Bon. Ben, c'est sympa tout ça, mais quand même... On note d'abord que le film se construit sur un principe répétitif assumé qui permet deux choses : laisser libre court à la mise en scène (au moins sur le papier, sur fond d'incessantes variations) et dévoiler petit à petit, en mêlant réalité et fantasme, ou passé et présent, ce qui s'est vraiment passé dans cette maison.

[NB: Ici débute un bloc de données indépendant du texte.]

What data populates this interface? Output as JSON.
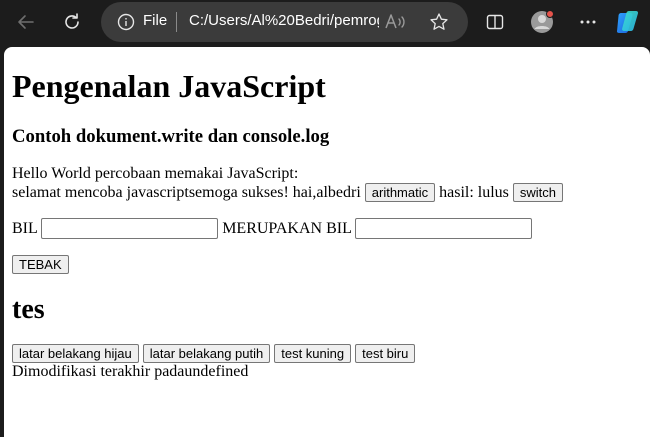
{
  "browser": {
    "file_label": "File",
    "url": "C:/Users/Al%20Bedri/pemrog",
    "toolbar_icons": [
      "back-icon",
      "refresh-icon",
      "info-icon",
      "read-aloud-icon",
      "favorite-icon",
      "split-screen-icon",
      "profile-avatar",
      "more-icon",
      "copilot-icon"
    ],
    "colors": {
      "frame": "#1c1c1c",
      "address_bar": "#3b3b3b",
      "profile_badge": "#e5534b"
    }
  },
  "page": {
    "title": "Pengenalan JavaScript",
    "subtitle": "Contoh dokument.write dan console.log",
    "line1": "Hello World percobaan memakai JavaScript:",
    "line2_text": "selamat mencoba javascriptsemoga sukses! hai,albedri",
    "arith_button": "arithmatic",
    "hasil_text": "hasil: lulus",
    "switch_button": "switch",
    "bil_label": "BIL",
    "bil_value": "",
    "merupakan_label": "MERUPAKAN BIL",
    "merupakan_value": "",
    "tebak_button": "TEBAK",
    "section_title": "tes",
    "buttons": [
      "latar belakang hijau",
      "latar belakang putih",
      "test kuning",
      "test biru"
    ],
    "footer_text": "Dimodifikasi terakhir padaundefined"
  }
}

Premier écueil, les situations de tentation horrifico-charnelles sont bien trop répétitives, et jouent là aussi avec variations sur exactement le même thème tout le temps. La démone se déshabille, montre ses charmes, joue l'ingénue ou la fille jeune et peu farouche, déjà offerte, gagnée d'avance, et là, le héros de service fait semblant d'hésiter et s'apprête à consommer. La demoiselle finit par le tuer dans une mise en scène sadique. On est prévenu.

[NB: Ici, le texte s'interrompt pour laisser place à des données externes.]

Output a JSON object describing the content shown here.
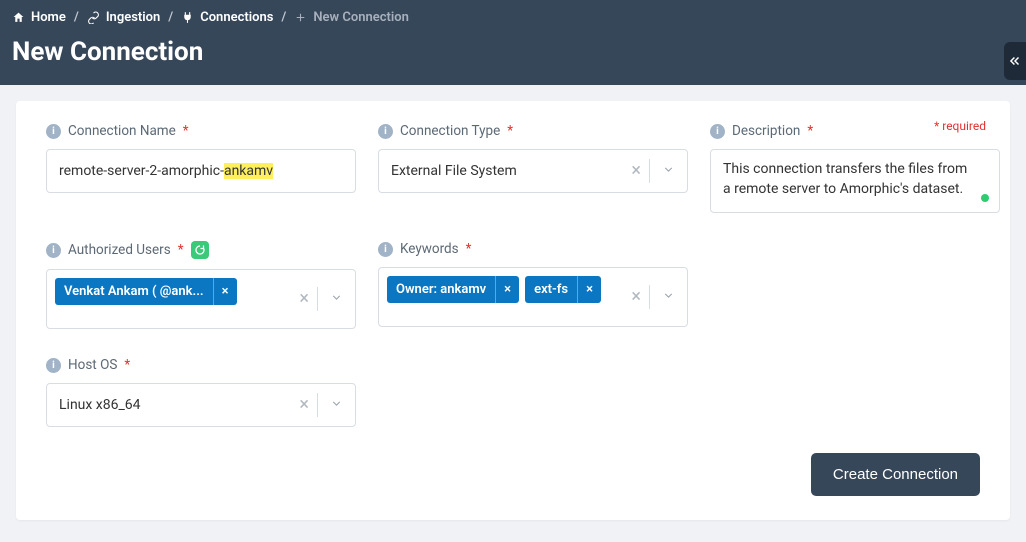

La mise en scène n'y va non plus par quatre chemins ; on essaie de faire des choses stylées, pas toujours d'un goût certain, pas toujours d'une originalité surprenante, mais on essaie. La lumière, encore un peu vidéo, est l'élément le plus travaillé. Les passages dans la "réalité" sont dans un bleu nuit de bon aloi. Ils sont contredits par de brusques variations d'étalonnage où l’on passe dans d'ostensibles teintes oranges et de jour, dans la même scène. Changement d’étalonnage qui annonce le basculement dans le piège fantasmagorique des nos amies les playmates du démon. C'est très dichotomique, mais par endroits, malgré la dualité de l'effet, ça fonctionne gentiment. Notamment parce que cela permet de bénéficier d'un jeu de mise en scène supplémentaire simple d'accès, et parce que voir les scènes gore en pleine lumière, ça change, et c'est bien. On a l'impression que quelque chose de pas normal se passe, ce qui aurait tendance à servir, sur le papier du moins, le sujet. C'est grâce à ce dispositif qu'on a les deux ou trois scènes plutôt réussies du film.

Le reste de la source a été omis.